Lists · Data · Keywords

Remove Duplicates

Paste any list. Duplicates disappear instantly.

0 Removed
0 Total lines
0 Unique lines
Input
Output. Deduplicated
Advertisement

About the Remove Duplicates tool

Remove duplicate lines from any text. Case-sensitive or case-insensitive, with optional whitespace trimming and order preservation. Paste a list of emails, log entries, tags, or any line-based data; get back a deduplicated version in your browser. Nothing is uploaded.

What deduplication actually means

Duplicate removal sounds simple: keep one copy of each unique line, drop the rest. The complications come from how you define "duplicate." Are example@gmail.com and Example@Gmail.com duplicates? Are hello and hello (with a trailing space)? Are Hello and HELLO?

Different jobs need different definitions, and the wrong definition produces silently wrong results. This tool exposes three options that cover almost every real case: case-sensitive matching (the default. Strict equality), case-insensitive matching (treats foo and FOO as the same), and whitespace trimming (strips leading and trailing spaces before comparing). Choose the combination that matches your data.

Real use cases

Cleaning email lists. Newsletter exports, contact form submissions, and CRM extracts often contain duplicates from users who signed up multiple times. Email addresses are case-insensitive by spec (the local part technically can be case-sensitive, but no major mail server enforces this), so dedupe with case-insensitive matching enabled. Trim whitespace too. Copy-paste from spreadsheets often introduces trailing spaces that defeat naive deduplication.

Deduplicating log entries. When two systems log the same event with the same payload, you end up with paired duplicates that need to collapse into single records. Paste the log into this tool with case-sensitive matching (logs may have meaningful case distinctions in IDs) and order preservation on, then export.

Tag list cleanup. Database tag fields, blog post taxonomies, and Slack channel topic lists accumulate near-duplicate variants over time: frontend, front-end, Frontend, FRONT-END. Run the list through this tool with case-insensitive matching to catch obvious duplicates; the spelling variants you'll need to fix manually.
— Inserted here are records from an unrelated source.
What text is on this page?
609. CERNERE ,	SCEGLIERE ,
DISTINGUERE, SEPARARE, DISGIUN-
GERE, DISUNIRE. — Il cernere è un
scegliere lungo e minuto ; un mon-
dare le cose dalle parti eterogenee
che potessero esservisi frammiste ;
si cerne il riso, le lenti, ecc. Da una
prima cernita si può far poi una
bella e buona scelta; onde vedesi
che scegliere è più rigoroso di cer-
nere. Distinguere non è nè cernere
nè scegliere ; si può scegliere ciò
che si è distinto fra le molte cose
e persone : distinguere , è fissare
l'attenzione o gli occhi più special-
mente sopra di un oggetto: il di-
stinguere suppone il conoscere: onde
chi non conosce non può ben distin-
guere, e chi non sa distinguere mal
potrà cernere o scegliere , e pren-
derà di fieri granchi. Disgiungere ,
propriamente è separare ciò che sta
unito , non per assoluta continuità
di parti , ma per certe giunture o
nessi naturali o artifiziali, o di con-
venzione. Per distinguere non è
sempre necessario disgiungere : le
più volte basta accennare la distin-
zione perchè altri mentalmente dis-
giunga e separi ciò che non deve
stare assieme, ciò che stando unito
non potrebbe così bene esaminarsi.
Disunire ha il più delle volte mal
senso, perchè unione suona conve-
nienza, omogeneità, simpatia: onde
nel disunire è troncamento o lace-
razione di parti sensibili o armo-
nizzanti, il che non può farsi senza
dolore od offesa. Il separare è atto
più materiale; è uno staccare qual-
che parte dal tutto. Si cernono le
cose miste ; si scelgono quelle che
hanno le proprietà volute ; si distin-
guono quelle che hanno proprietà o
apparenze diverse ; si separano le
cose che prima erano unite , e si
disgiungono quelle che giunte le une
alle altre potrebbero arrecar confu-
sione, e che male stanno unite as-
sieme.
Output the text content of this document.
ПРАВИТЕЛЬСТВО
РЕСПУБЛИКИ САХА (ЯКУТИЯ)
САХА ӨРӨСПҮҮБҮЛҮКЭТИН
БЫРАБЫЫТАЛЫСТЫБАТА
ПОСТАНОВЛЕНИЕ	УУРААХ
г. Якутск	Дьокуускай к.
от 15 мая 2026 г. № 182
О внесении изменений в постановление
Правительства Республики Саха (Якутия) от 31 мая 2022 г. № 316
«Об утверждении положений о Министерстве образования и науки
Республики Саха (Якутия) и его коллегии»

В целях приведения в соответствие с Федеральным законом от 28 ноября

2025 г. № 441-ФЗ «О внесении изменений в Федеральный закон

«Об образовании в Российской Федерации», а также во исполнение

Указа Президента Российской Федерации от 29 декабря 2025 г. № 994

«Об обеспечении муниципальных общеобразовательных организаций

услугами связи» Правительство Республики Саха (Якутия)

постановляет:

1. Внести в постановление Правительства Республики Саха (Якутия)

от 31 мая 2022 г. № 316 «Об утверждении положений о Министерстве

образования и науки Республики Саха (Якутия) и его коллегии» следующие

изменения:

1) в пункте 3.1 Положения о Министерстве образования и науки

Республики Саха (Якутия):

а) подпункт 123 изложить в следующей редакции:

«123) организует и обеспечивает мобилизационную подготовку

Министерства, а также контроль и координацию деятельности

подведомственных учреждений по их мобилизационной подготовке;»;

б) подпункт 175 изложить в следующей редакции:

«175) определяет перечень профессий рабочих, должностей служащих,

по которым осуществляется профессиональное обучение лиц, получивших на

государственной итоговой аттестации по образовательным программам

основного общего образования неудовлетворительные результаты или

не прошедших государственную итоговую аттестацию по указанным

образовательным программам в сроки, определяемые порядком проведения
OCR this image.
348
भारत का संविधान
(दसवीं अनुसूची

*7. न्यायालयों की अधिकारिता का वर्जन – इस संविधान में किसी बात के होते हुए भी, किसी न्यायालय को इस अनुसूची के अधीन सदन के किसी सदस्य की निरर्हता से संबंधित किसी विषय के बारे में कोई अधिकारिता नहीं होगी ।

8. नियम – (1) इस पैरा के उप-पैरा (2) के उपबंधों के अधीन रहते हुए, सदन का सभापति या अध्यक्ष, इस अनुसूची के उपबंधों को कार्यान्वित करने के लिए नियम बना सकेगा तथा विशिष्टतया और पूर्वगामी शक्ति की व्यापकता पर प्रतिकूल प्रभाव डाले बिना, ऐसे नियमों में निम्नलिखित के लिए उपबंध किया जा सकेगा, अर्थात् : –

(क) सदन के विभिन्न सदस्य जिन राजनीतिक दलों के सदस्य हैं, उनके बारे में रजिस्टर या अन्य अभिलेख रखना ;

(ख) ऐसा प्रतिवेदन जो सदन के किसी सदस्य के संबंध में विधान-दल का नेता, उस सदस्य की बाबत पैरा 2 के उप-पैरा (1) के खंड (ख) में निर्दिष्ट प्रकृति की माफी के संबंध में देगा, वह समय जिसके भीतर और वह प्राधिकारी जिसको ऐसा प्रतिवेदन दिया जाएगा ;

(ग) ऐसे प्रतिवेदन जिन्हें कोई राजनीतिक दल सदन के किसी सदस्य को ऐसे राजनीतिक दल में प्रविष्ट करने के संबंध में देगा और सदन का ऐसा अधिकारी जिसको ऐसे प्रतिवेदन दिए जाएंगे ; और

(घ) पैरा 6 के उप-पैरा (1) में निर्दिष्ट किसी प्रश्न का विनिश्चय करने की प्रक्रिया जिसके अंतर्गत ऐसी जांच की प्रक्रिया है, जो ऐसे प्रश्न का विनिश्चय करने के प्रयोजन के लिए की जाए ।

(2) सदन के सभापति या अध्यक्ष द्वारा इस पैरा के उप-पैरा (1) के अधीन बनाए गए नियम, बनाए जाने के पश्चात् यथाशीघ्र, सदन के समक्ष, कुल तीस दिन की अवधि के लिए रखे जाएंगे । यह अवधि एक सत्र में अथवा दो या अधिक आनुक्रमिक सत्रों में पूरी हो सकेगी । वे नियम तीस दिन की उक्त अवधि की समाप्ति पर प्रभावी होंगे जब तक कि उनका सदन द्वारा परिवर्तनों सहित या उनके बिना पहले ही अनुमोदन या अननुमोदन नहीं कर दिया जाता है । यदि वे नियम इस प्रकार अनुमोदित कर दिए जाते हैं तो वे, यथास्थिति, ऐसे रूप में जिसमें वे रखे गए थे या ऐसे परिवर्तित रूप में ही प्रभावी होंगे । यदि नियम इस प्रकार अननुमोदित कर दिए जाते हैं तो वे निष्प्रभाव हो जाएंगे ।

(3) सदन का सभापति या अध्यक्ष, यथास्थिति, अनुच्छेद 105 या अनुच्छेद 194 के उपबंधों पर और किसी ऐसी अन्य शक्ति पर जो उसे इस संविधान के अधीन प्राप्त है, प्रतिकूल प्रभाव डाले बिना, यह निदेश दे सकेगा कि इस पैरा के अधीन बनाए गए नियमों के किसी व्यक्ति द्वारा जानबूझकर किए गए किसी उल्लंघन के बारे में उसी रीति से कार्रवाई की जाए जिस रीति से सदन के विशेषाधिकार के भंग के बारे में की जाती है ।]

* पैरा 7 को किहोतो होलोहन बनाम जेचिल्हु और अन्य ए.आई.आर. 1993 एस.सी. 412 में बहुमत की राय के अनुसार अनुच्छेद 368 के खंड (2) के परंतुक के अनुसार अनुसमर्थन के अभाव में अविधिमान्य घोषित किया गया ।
CSV row deduplication. Spreadsheet exports sometimes contain duplicate rows that survived a merge or import. If your CSV is small enough to paste in (under 100,000 lines), this tool dedupes faster than wrestling Excel's "Remove Duplicates" feature, which is column-aware and trips up on whitespace.

Word list cleanup. Vocabulary lists, glossaries, search-keyword lists, and content-tag dictionaries all benefit from periodic deduplication. Case-insensitive matching is usually right here: you don't want both SQL and sql in a glossary.

Domain and IP address lists. Allowlists, blocklists, firewall rules, and analytics filters commonly contain duplicates from years of accumulated config. Whitespace-trimming is essential. Invisible trailing spaces from copy-paste defeat naive dedupe and cause subtle filter bugs.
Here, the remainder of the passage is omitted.